Alyssa? The name ricocheted in his brain, a boomerang with sharp edges.
Had something happened to her? Just the thought had him widening his stance to keep from staggering where he stood. “What?” he heard himself ask, the single word ragged, overloaded with equal parts fear and regret—fear for whatever could be so bad it had brought her brother to his door again.
And regret for all the ways that he, Connor, had messed up. He’d been a complete ass and he knew it, a selfish kid who’d screwed up his marriage to the most amazing woman in the world—and then refused to even try to fix what he’d broken.
How many times had he wished he could have another shot?
Too many.
But he didn’t deserve another shot. He’d thrown away what he wanted most. And when he’d finally admitted to himself what an idiot he’d been, it was a long way past too late.

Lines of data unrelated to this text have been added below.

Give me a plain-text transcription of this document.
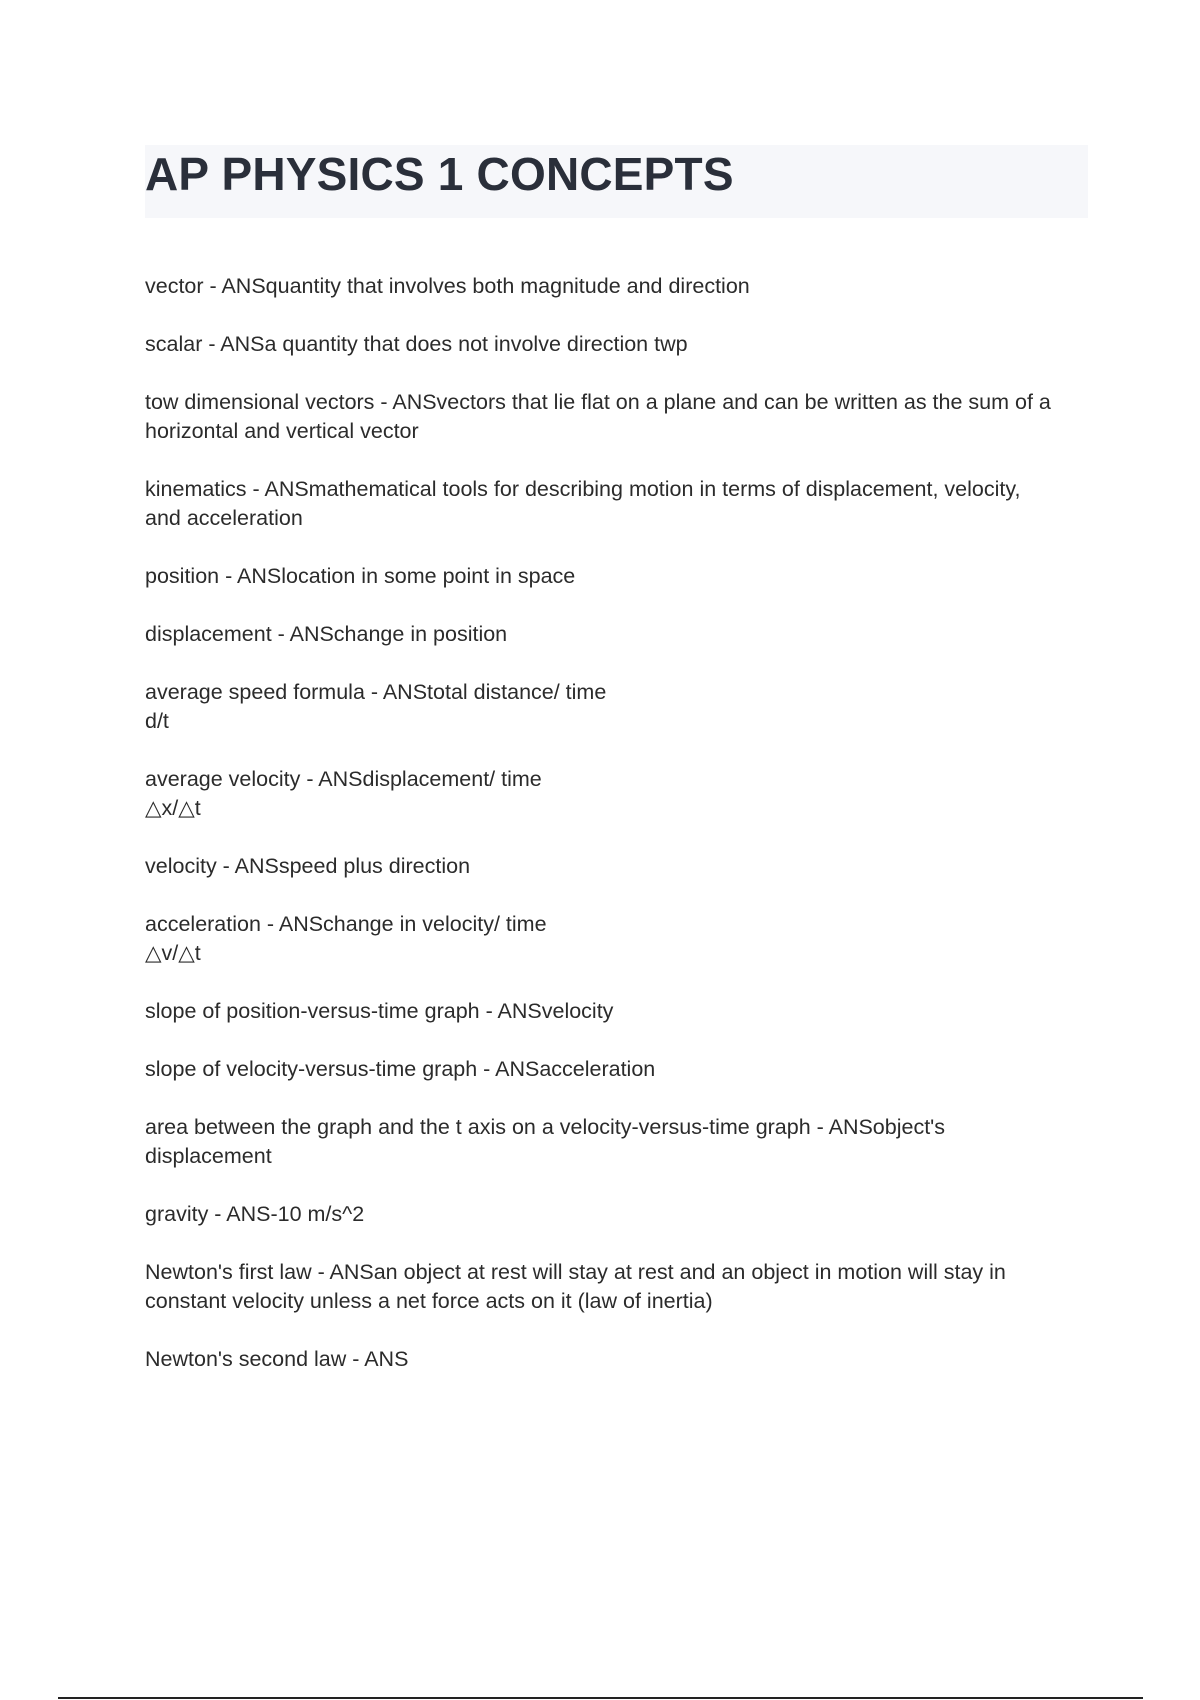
AP PHYSICS 1 CONCEPTS

vector - ANSquantity that involves both magnitude and direction

scalar - ANSa quantity that does not involve direction twp

tow dimensional vectors - ANSvectors that lie flat on a plane and can be written as the sum of a
horizontal and vertical vector

kinematics - ANSmathematical tools for describing motion in terms of displacement, velocity,
and acceleration

position - ANSlocation in some point in space

displacement - ANSchange in position

average speed formula - ANStotal distance/ time
d/t

average velocity - ANSdisplacement/ time
△x/△t

velocity - ANSspeed plus direction

acceleration - ANSchange in velocity/ time
△v/△t

slope of position-versus-time graph - ANSvelocity

slope of velocity-versus-time graph - ANSacceleration

area between the graph and the t axis on a velocity-versus-time graph - ANSobject's
displacement

gravity - ANS-10 m/s^2

Newton's first law - ANSan object at rest will stay at rest and an object in motion will stay in
constant velocity unless a net force acts on it (law of inertia)

Newton's second law - ANS
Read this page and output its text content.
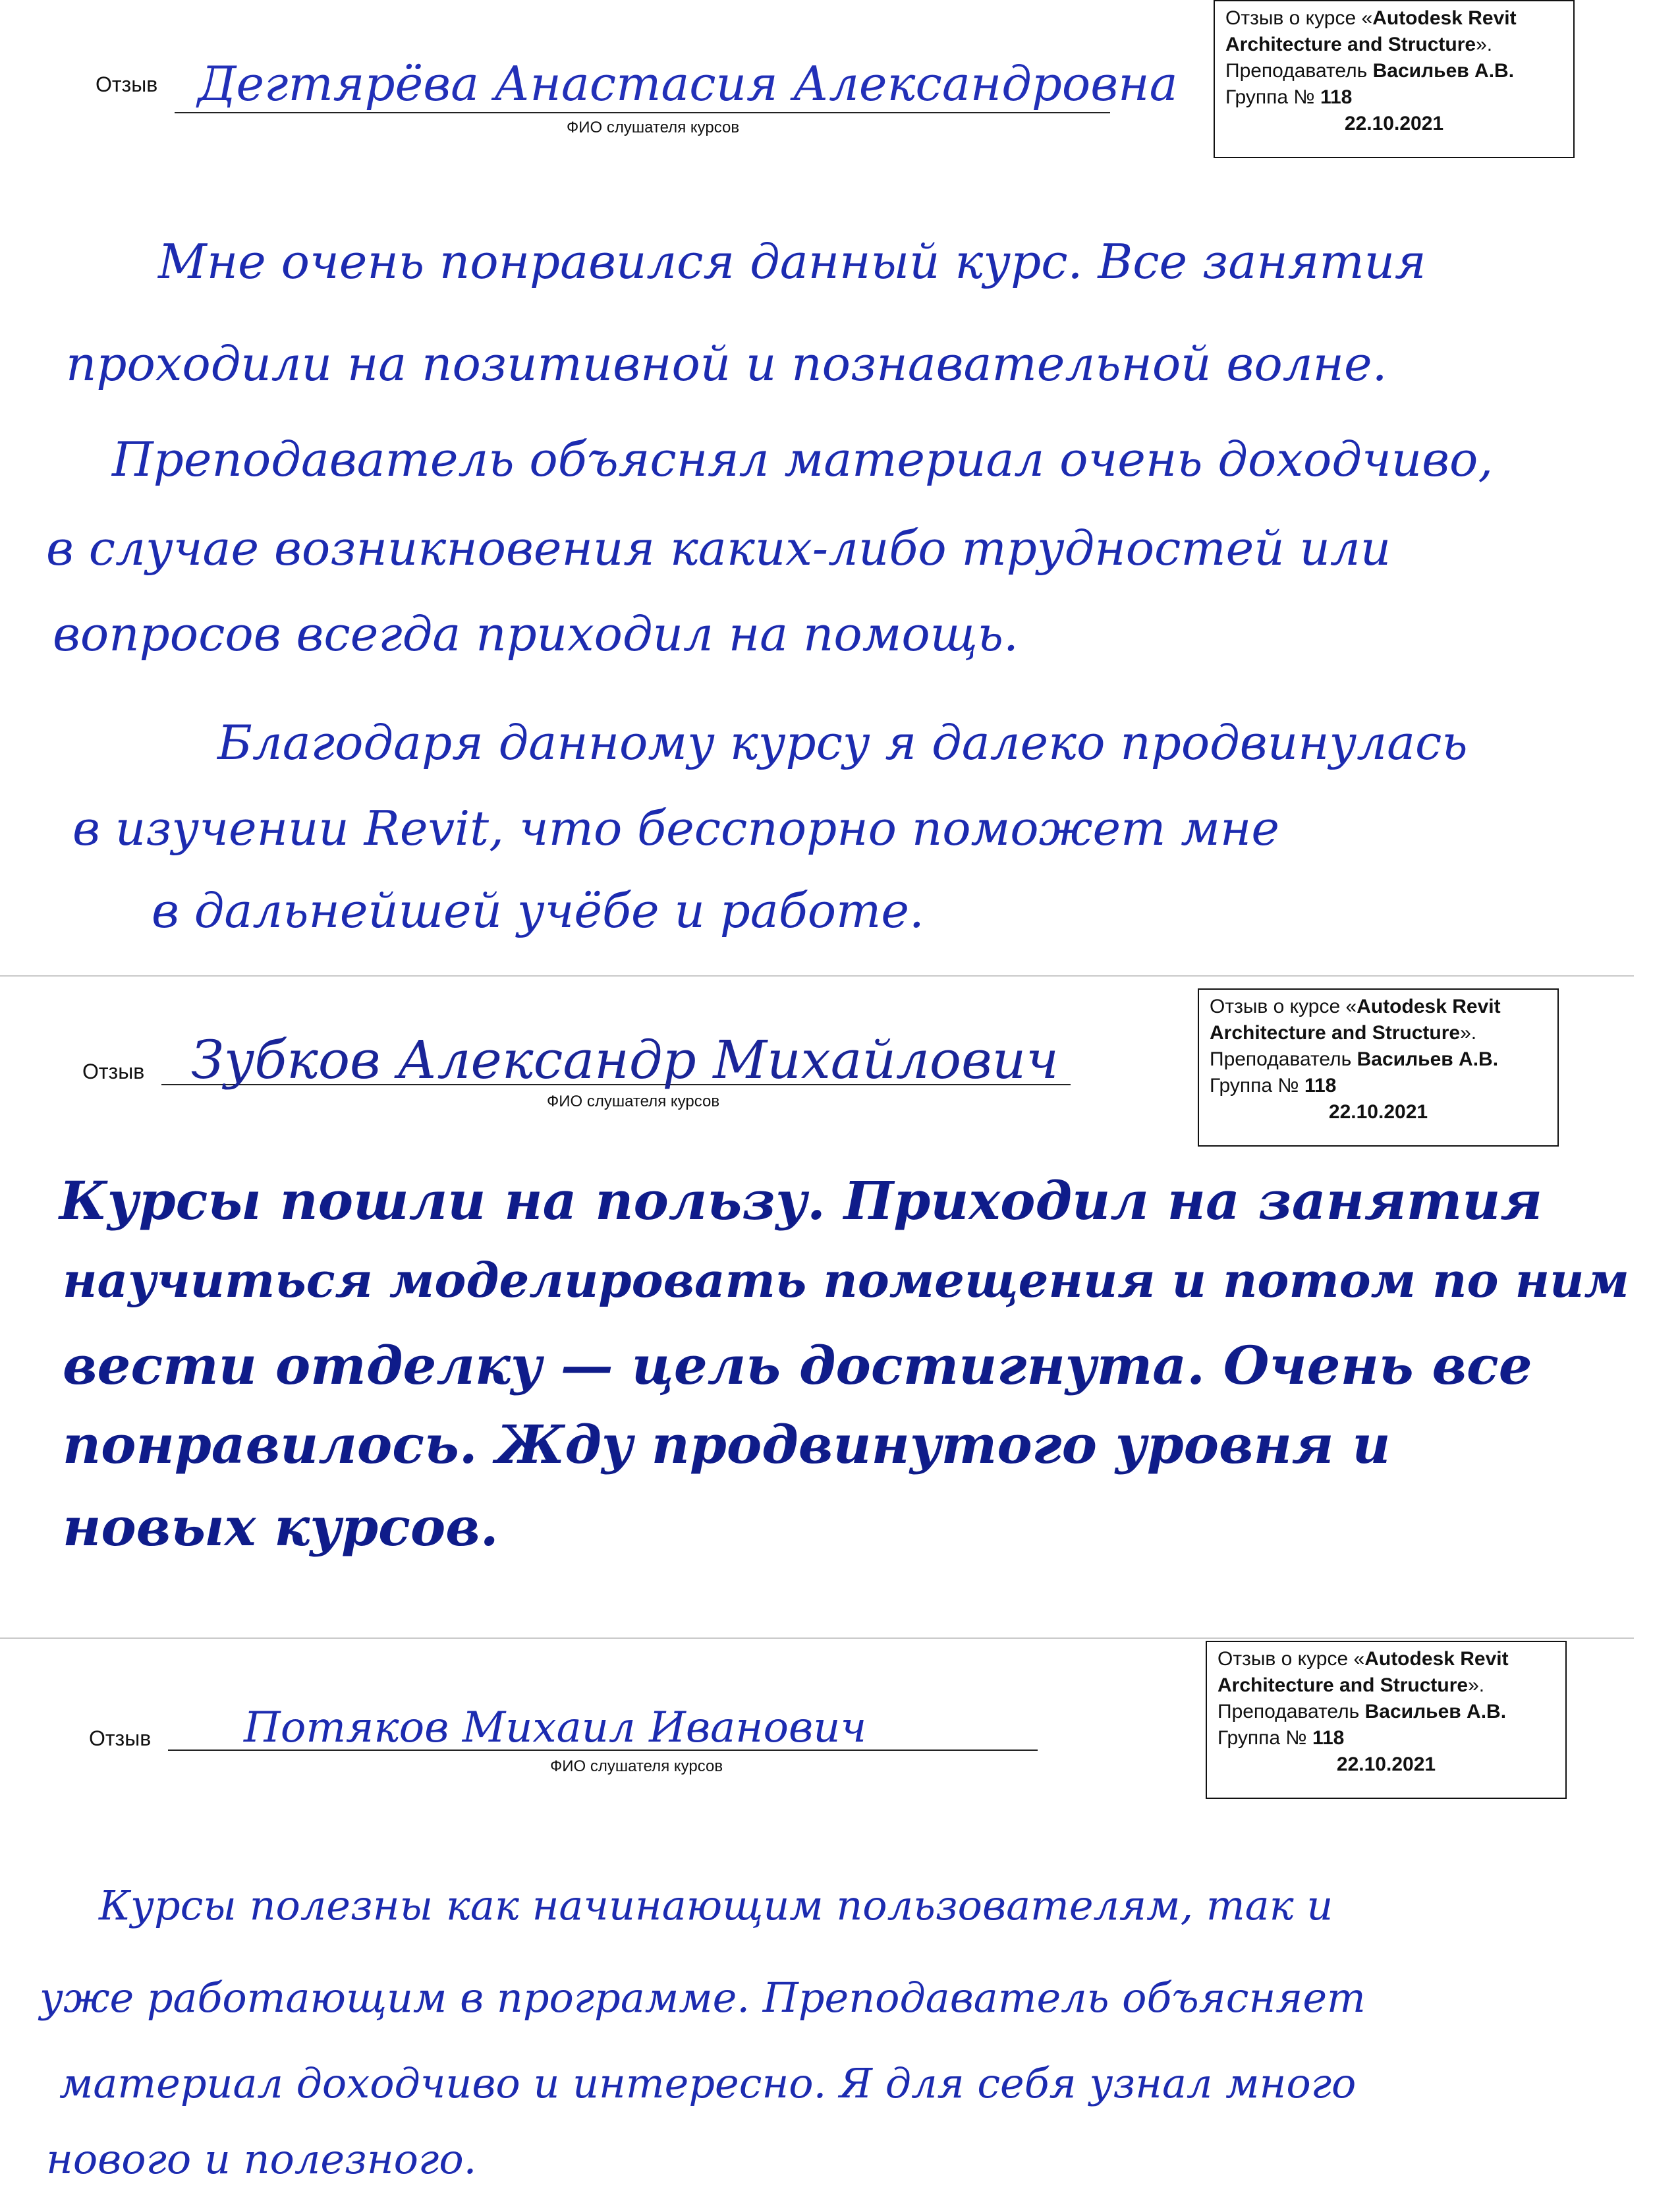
Отзыв Дегтярёва Анастасия Александровна
ФИО слушателя курсов
Отзыв о курсе «Autodesk Revit
Architecture and Structure».
Преподаватель Васильев А.В.
Группа № 118
22.10.2021
Мне очень понравился данный курс. Все занятия
проходили на позитивной и познавательной волне.
Преподаватель объяснял материал очень доходчиво,
в случае возникновения каких-либо трудностей или
вопросов всегда приходил на помощь.
Благодаря данному курсу я далеко продвинулась
в изучении Revit, что бесспорно поможет мне
в дальнейшей учёбе и работе.
Отзыв Зубков Александр Михайлович
ФИО слушателя курсов
Отзыв о курсе «Autodesk Revit
Architecture and Structure».
Преподаватель Васильев А.В.
Группа № 118
22.10.2021
Курсы пошли на пользу. Приходил на занятия
научиться моделировать помещения и потом по ним
вести отделку — цель достигнута. Очень все
понравилось. Жду продвинутого уровня и
новых курсов.
Отзыв Потяков Михаил Иванович
ФИО слушателя курсов
Отзыв о курсе «Autodesk Revit
Architecture and Structure».
Преподаватель Васильев А.В.
Группа № 118
22.10.2021
Курсы полезны как начинающим пользователям, так и
уже работающим в программе. Преподаватель объясняет
материал доходчиво и интересно. Я для себя узнал много
нового и полезного.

The hard fact was that the best thing he could do for Aly was to leave her the hell alone, let her live the life she loved in New York City and find a better guy than him.
Dante’s expression gave him nothing. “We need to talk.”
His heart in his throat and his gut twisted into a double knot, Connor stepped back and gestured his ex-best friend inside.
Dante refused Connor’s stilted offer of coffee. In the living room, Aly’s brother stood by the slate fireplace and flatly recited the scary facts. “Four days ago, driving home from Portland International, reportedly in an effort to avoid an oncoming car, Aly swerved and ran into a tree. She wasn’t speeding, but she was going fast enough that her rental car was totaled.”
Connor’s heart, still stuck in his throat, seemed to have turned to a block of solid ice. “What are you telling me? My God, is she...?”
“She’s alive, but she’s pretty banged up. And she had a concussion. She was knocked unconscious, though not for that long.”
Connor’s heart slid down into his chest again and recommenced beating—too fast. “So then, you’re saying she’s okay?”
“Not exactly...”
Connor shoved his hands in his own pockets to keep from grabbing Dante and shaking more information from him—or worse, punching him a few times until he finally explained what had happened to Aly. “Is she okay or not?”
“At first, we thought she was going to be fine.”
“But...?”
“She woke up before dawn the morning after the wreck, and asked for you.”